裴寂竹没有多做停顿,推门进屋,屋内点着熏香,茶水已经泡好,裴暮云坐在窗前,看着车水马龙的街市,听见推门声也不曾移开视线,“慎之,你确实该出来走走。”
“兄长不怕?”
“怕什么?”裴暮云双眼含笑地望向他,“无论如何你都是我弟弟,就算闯了祸也理应是我这个做兄长的替你善后。”
裴寂竹饮了口茶,靠坐在椅子上,把玩着腰间的玉珏,模样不复平日里的端庄沉静,浅淡的笑容里有着几分难以察觉的桀骜,“我果然还是好命啊,能得兄长如此袒护。”

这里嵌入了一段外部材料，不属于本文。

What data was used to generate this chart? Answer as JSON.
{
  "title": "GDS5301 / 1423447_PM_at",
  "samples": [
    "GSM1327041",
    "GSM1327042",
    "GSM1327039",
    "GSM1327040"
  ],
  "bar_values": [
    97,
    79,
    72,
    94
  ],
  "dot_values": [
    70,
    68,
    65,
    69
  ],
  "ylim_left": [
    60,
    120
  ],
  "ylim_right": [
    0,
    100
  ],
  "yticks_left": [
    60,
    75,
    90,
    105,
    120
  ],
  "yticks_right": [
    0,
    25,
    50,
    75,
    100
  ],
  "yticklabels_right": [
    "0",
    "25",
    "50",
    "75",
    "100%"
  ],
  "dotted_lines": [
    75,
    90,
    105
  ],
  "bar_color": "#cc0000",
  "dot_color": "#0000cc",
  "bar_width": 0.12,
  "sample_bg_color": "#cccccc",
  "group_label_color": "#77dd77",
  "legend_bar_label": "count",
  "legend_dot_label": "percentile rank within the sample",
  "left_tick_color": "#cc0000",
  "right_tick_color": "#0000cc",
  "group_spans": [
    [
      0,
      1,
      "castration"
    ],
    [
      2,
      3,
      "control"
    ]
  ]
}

闻言裴暮云皱眉道:“泠姑娘于你我有恩,你莫要胡来。”
“兄长这话说的,我能对她做什么?”裴寂竹说着视线忽然落在桌上的那本《寒月三式》上,字迹比上次给的那本要娟秀很多,想来是下了功夫的,她让自己有自保的能力不过是想找到炎陨,他倒要看看所为的炎陨究竟是什么东西,竟能比她的命还重要。
思及此,他问道:“兄长可听说过炎陨?”
谁知裴暮云摇头,“未曾,不过据我所知酆都城的那位应该知道。”
“兄长说的是酆都城主煞鬼王?”裴寂竹知道,幼时他妖力紊乱重病在床,命悬一线时是爹爹为他去酆都城求来了续命的灵药。
裴暮云点点头,转而问道:“你问这个做什么?可有需要的东西在那里?”
裴寂竹:“没有。”
天色暗下来,清冷的月光照进房间,裴寂竹拿着剑谱看了一下午,饭也没吃,茶水倒是喝了三壶,泠烟给他的这本剑谱对他来说大有作用,只是可惜了没有剑能给他稍作练习。